Conditions for probability modeling in special binary MPT cases

Parameter transformation rules for non-unique parameters

Degrees of freedom formulas for experimental designs

Abstract

A Multinomial Processing Tree (MPT) is a directed tree with a probability associated with each arc. Here we consider an additional parameter associated with each arc, a measure such as the time required to select the arc. MPTs are often used as models of tasks. Each vertex represents a process and an arc descending from a vertex represents selection of an outcome of the process. A source vertex represents processing that begins when a stimulus is presented and a terminal vertex represents making a response. Responses are partitioned into classes. An experimental factor selectively influences a vertex if changing the level of the factor changes parameter values on arcs descending from that vertex and on no others.
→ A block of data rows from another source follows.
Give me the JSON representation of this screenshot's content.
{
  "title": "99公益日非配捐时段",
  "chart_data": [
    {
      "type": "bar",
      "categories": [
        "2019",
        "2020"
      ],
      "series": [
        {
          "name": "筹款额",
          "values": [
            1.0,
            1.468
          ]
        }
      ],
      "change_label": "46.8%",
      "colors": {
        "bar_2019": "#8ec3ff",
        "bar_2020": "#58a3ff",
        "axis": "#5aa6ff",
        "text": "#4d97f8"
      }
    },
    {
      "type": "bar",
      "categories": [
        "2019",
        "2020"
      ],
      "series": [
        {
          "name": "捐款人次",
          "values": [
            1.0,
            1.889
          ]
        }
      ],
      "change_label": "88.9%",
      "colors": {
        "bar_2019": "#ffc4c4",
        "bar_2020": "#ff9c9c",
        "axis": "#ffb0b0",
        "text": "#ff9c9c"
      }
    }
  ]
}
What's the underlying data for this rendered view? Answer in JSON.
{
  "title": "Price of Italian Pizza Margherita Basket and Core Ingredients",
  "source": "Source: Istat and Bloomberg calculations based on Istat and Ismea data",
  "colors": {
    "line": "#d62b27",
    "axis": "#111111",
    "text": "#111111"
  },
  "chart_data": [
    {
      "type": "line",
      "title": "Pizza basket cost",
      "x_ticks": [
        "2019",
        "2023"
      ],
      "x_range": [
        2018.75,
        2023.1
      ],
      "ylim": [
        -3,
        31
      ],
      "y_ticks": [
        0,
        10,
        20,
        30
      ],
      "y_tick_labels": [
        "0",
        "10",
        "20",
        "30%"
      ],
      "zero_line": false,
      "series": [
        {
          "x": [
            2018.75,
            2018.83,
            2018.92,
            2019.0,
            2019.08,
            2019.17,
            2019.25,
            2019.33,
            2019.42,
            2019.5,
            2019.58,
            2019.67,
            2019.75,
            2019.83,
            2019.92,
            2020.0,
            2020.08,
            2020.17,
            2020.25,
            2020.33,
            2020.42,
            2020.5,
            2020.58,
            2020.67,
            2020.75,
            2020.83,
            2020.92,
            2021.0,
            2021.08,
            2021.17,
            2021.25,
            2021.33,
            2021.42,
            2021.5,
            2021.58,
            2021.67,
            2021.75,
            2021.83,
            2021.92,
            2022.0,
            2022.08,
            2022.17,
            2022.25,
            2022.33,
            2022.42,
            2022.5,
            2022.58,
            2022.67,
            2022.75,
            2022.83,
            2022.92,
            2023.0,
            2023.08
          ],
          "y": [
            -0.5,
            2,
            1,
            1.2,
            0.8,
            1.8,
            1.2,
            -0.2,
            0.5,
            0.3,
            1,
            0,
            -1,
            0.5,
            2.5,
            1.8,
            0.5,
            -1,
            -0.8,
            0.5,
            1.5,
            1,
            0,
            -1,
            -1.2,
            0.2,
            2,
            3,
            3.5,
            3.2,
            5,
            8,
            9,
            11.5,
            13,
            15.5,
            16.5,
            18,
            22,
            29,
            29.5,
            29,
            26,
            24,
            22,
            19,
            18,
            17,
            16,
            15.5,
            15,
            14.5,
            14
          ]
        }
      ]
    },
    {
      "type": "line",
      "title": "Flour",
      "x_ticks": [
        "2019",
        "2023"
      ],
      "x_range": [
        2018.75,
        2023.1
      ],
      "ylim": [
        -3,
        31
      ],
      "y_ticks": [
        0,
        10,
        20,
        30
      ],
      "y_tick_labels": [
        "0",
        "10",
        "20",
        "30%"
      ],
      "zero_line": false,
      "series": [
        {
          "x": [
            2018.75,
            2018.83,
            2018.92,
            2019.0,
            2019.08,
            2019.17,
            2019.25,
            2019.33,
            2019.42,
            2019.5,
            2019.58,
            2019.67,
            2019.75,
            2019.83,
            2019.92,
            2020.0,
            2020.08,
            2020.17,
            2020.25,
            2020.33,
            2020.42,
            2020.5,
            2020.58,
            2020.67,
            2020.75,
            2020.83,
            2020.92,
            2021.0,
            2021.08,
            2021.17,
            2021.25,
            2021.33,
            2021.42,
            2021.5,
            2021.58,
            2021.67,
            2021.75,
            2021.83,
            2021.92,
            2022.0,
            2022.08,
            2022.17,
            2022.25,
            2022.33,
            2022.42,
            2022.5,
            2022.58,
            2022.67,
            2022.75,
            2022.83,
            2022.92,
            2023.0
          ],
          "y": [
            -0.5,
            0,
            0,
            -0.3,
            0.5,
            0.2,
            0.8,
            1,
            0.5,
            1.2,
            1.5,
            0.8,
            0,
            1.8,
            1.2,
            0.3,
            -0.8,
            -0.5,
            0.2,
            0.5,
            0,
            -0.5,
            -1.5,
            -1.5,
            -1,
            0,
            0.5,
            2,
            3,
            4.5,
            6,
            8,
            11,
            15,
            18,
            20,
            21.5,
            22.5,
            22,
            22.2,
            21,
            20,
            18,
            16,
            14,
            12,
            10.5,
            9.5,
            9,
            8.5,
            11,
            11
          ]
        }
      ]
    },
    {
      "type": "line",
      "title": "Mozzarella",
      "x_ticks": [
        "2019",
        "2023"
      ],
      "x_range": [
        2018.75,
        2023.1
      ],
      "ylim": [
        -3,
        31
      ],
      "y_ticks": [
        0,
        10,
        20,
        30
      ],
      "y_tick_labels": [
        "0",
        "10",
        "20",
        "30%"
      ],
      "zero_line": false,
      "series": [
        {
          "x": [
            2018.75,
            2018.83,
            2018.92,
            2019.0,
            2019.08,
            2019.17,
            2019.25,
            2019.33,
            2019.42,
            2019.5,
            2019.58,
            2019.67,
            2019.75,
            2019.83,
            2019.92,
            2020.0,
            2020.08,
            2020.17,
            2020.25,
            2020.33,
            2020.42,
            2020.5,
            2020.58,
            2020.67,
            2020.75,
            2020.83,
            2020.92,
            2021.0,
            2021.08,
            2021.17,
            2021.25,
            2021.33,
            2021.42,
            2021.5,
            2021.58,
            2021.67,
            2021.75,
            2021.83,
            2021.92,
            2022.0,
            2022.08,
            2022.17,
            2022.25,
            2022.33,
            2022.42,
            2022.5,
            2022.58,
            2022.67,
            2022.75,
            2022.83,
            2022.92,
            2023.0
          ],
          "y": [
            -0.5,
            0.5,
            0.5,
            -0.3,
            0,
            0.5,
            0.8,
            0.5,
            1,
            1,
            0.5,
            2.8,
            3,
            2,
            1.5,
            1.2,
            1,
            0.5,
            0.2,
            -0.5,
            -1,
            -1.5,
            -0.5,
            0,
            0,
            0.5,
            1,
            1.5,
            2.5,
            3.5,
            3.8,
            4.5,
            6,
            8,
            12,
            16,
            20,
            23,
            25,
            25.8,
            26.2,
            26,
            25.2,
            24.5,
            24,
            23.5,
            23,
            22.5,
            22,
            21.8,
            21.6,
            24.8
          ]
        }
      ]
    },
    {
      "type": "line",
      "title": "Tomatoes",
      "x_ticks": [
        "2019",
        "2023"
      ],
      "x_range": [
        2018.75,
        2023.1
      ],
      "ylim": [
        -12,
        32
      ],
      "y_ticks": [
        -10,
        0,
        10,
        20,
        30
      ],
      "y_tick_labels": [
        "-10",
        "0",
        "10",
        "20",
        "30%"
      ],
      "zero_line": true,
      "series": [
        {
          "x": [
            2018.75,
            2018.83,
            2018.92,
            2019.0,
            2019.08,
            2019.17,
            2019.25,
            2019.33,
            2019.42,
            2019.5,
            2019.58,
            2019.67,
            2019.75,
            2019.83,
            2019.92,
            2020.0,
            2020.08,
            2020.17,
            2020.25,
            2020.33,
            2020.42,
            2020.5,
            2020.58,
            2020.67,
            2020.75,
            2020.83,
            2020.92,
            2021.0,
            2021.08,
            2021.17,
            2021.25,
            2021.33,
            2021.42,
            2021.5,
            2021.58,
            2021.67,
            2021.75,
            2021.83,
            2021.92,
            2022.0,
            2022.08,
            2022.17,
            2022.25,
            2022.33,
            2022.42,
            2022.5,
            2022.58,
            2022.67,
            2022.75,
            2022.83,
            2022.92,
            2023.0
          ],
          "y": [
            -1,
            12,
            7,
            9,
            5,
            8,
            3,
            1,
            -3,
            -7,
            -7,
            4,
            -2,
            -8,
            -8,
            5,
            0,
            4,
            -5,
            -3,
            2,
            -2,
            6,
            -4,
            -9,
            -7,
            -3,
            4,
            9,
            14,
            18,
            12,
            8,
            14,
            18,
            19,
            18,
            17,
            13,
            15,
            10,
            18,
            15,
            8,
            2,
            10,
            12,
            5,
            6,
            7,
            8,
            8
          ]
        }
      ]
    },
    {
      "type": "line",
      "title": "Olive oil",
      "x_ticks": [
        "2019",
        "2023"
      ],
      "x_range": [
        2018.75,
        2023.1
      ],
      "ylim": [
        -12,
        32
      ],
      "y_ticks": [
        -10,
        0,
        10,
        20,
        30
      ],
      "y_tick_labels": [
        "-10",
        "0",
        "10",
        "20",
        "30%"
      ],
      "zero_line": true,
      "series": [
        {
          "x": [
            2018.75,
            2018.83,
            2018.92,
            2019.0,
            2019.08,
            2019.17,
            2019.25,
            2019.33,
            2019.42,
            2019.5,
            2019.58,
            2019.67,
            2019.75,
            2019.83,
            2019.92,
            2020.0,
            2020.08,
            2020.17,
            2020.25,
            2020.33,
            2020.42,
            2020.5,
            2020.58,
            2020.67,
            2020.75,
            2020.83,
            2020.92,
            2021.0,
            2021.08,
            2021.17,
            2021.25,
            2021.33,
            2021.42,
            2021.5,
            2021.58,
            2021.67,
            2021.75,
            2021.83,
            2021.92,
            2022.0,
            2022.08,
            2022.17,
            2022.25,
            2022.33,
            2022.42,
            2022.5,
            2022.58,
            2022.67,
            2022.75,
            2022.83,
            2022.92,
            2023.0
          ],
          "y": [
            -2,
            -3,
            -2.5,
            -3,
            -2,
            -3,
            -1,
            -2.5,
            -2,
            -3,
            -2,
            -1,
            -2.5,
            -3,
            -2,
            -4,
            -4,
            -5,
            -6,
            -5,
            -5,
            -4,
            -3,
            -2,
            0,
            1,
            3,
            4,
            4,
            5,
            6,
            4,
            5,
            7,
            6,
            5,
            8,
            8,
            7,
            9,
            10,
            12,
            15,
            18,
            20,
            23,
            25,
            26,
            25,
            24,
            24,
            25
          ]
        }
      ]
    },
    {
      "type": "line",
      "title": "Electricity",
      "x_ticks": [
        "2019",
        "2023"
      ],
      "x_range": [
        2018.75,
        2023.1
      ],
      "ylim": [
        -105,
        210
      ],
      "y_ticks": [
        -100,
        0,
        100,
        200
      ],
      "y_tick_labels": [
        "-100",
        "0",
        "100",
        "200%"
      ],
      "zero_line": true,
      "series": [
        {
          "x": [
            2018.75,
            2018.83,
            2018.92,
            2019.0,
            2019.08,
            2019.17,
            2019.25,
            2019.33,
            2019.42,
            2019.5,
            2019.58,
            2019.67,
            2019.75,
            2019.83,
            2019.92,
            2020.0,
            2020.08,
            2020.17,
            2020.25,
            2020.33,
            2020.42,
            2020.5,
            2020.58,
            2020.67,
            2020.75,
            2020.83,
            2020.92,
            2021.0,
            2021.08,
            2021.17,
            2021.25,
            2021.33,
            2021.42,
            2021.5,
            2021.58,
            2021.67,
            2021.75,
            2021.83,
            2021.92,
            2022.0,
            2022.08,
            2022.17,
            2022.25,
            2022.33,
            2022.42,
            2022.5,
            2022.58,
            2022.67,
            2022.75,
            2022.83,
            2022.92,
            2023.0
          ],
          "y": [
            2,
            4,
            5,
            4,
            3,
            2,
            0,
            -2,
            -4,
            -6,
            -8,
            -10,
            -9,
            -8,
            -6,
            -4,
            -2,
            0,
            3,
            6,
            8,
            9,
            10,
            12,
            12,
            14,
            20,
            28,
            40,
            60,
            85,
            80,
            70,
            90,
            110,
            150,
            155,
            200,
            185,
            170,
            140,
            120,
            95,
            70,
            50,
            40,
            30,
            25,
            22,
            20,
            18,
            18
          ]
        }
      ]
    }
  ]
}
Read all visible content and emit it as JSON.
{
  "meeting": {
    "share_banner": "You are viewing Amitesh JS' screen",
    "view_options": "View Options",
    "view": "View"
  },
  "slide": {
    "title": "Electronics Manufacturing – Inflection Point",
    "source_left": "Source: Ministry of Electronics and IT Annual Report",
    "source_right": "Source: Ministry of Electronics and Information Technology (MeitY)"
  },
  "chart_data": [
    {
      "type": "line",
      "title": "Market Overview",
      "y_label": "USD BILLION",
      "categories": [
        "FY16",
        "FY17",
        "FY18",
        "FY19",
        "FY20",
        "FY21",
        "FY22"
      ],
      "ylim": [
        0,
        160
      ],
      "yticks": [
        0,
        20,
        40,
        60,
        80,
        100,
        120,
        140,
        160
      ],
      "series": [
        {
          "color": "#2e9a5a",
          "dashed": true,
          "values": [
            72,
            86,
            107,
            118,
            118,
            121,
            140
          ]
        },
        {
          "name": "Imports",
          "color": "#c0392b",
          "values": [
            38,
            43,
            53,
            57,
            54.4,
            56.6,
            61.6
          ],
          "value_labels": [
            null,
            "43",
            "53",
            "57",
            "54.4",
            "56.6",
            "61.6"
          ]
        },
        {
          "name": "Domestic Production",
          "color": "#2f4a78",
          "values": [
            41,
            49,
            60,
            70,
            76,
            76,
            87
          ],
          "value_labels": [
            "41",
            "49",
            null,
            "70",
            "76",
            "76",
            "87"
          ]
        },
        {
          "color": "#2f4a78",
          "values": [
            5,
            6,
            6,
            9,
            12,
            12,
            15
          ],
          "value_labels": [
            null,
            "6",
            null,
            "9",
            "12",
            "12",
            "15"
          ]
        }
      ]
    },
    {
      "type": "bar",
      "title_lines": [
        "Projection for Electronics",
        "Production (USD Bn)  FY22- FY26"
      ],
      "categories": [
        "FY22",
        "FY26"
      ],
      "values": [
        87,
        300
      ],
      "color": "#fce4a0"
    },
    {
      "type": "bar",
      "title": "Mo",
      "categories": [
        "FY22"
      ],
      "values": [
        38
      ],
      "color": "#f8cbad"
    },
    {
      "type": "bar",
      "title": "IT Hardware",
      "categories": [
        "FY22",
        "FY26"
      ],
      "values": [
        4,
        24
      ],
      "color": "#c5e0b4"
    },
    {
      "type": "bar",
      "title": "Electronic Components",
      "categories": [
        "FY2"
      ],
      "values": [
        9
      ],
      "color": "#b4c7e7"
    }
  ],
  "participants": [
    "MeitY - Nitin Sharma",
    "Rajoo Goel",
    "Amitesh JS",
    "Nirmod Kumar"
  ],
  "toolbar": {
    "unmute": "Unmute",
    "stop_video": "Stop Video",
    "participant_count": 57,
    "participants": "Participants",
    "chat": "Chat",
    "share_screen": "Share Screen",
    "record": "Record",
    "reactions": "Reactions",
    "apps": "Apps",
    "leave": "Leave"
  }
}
Earlier work shows that if each of two experimental factors selectively influences a different vertex in an arbitrary MPT it is equivalent for the factors to one of two relatively simple MPTs. Which of the two applies depends on whether the two selectively influenced vertices are ordered by the factors or not. A special case, the Standard Binary Tree for Ordered Processes, arises if the vertices are so ordered and the factor selectively influencing the first vertex changes parameter values on only two arcs descending from that vertex. Here we derive necessary and sufficient conditions for the probability and measure associated with a particular response class to be accounted for by this special case. Parameter values are not unique and we give admissible transformations for transforming one set of parameter values to another. When an experiment with two factors is conducted, the number of observations and parameters to be estimated depend on the number of levels of each factor; we provide degrees of freedom.